2.4 KiB
2.4 KiB
Data Processing Workflow
Recommended Directory Structure
Campaign_name/
├── SP2XR_files/ # Raw instrument files (.csv/.zip)
│ └── 20200415/ # Organized by date
├── SP2XR_pbp_parquet/ # Converted particle data
├── SP2XR_hk_parquet/ # Converted housekeeping data
└── SP2XR_pbp_processed_1min/ # Calibrated and processed data (user-defined resolution)
Processing Steps
1. CSV to Parquet Conversion (sp2xr_csv2parquet.py)
- Convert raw CSV/ZIP files to Parquet format
- Separate particle-by-particle (PbP) and housekeeping (HK) data streams
- Apply data schema and column mapping transformations
- Organize by date and hour for efficient querying
2. Data Loading and Preparation (sp2xr_pipeline.py)

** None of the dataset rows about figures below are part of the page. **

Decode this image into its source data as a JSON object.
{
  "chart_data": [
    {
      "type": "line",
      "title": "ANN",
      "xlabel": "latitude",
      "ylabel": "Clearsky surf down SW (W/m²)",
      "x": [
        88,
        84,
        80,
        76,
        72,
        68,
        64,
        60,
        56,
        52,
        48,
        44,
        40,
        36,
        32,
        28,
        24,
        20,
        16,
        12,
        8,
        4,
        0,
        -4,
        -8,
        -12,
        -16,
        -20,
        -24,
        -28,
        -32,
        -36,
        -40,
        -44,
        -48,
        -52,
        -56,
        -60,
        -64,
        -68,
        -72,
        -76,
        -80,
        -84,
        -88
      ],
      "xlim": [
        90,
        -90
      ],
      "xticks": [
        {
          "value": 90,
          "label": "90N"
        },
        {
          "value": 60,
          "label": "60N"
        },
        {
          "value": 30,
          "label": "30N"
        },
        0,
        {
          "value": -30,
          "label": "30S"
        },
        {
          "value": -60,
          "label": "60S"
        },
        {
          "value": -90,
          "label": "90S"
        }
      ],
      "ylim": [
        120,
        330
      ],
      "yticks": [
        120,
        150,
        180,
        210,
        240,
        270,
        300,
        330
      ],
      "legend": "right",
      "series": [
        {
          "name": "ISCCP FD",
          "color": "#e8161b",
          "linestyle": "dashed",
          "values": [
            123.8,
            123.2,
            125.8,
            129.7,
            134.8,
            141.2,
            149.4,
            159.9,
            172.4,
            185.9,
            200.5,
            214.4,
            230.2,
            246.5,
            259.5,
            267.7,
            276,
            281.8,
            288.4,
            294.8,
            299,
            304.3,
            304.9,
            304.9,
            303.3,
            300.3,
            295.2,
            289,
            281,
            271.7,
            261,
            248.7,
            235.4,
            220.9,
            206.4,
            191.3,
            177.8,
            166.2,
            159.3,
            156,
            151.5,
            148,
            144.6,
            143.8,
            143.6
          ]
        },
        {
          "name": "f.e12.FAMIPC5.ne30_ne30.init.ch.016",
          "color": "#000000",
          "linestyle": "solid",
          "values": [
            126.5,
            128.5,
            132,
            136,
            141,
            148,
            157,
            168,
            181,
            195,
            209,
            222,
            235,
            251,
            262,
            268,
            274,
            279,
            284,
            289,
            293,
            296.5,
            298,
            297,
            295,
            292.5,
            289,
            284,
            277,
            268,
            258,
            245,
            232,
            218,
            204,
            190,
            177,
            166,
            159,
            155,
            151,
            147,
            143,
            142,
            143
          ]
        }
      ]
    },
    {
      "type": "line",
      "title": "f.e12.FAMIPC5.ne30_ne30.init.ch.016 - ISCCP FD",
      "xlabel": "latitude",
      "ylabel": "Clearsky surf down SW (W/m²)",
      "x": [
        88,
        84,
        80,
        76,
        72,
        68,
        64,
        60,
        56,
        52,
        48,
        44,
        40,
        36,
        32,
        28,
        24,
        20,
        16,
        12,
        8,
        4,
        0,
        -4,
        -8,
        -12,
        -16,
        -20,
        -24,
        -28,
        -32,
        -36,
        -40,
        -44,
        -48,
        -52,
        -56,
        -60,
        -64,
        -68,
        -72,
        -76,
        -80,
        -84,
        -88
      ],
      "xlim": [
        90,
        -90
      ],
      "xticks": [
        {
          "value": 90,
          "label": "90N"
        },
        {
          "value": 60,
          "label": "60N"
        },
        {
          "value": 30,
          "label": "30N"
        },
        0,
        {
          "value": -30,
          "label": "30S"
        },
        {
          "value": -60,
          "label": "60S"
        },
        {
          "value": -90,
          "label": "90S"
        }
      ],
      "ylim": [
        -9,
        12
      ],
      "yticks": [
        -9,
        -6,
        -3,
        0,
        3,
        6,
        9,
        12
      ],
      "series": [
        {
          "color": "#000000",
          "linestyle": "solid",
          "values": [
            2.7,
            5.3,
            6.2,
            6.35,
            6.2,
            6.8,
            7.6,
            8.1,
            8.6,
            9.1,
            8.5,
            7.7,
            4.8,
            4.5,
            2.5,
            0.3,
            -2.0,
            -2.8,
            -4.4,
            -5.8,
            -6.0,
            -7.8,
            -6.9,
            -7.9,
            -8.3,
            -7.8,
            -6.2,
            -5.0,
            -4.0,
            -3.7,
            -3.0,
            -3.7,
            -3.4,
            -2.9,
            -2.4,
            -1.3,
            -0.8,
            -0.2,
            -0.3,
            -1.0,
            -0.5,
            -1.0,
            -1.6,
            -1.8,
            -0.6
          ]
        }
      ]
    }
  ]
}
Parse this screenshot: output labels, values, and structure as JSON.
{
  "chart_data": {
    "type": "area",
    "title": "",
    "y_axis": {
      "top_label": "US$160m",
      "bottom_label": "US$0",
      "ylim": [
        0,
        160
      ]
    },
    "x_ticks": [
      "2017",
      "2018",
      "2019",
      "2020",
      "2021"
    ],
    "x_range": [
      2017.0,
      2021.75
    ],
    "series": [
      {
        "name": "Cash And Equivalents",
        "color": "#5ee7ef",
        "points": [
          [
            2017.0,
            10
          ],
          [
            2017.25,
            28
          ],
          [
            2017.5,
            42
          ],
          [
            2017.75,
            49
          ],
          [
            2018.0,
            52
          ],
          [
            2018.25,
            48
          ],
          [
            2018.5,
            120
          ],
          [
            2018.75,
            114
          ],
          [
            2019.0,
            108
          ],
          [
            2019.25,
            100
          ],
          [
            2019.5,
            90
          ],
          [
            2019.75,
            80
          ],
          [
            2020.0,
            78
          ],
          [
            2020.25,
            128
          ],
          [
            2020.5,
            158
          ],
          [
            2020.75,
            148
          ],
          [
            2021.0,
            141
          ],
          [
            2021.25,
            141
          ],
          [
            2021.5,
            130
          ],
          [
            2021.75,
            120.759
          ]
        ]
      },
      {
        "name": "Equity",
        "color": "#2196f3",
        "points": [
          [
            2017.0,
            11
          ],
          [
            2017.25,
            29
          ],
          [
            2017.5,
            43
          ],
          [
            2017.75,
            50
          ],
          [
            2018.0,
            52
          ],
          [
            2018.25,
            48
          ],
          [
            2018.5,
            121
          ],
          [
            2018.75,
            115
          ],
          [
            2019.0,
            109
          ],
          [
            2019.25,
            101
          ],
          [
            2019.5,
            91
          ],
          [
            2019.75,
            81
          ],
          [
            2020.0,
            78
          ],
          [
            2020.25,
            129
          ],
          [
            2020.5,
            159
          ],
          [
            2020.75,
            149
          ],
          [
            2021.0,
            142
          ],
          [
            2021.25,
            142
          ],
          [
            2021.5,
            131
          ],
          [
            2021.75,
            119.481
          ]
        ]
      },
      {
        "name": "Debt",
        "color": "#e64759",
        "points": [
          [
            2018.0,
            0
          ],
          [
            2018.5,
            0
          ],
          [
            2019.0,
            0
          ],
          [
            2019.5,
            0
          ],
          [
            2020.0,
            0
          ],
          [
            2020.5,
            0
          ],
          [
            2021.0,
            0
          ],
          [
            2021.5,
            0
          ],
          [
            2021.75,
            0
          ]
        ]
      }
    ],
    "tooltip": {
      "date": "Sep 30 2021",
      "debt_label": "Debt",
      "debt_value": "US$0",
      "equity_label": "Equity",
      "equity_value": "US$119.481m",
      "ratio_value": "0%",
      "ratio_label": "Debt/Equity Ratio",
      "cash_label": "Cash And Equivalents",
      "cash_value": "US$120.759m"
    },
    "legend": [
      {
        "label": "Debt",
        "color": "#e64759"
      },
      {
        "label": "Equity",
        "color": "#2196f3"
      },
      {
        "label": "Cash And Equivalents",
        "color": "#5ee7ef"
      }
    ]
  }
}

- Load PbP and HK Parquet files with time-based filtering
- Repartition data for optimal parallel processing
- Resample housekeeping data to user-defined time resolution (e.g., 1s, 60s)
3. Calibration and Quality Control
- Apply scattering and incandescence calibrations to raw particle signals
- Convert signals to physical units (diameter in nm, mass in fg)
- Flag particles based on instrument quality control parameters
- Calculate mixing state classifications using time delay method
- Merge calibrated particle data with resampled flow measurements
4. Time Aggregation and Summary Statistics
- Aggregate particle-by-particle data to time bins (dt resolution)
- Calculate summary statistics (counts, means) for each time bin
- Join aggregated PbP data with resampled HK data
5. Bulk Concentrations (optional, if conc: true)
- Compute number and mass concentrations for different particle types
- Calculate size-resolved concentrations for different coating states
- Account for flow rate corrections and sampling efficiency
6. Size and Mass Distributions (optional, if *_hist: true)
- Compute size distributions (dNdlogDsc) for scattering-only particles
- Compute mass distributions (dNdlogDmev, dMdlogDmev) for BC-containing particles
- Calculate time-lag distributions for mixing state analysis
- User-configurable bin edges and ranges
Known Limitations
- Sampling frequency: Currently assumes all BC and BC-free particles are recorded in PbP files
- Distribution calculations: When using time resolution ≠ 1s, histogram calculations may be incorrect. Process at 1s resolution first, then resample.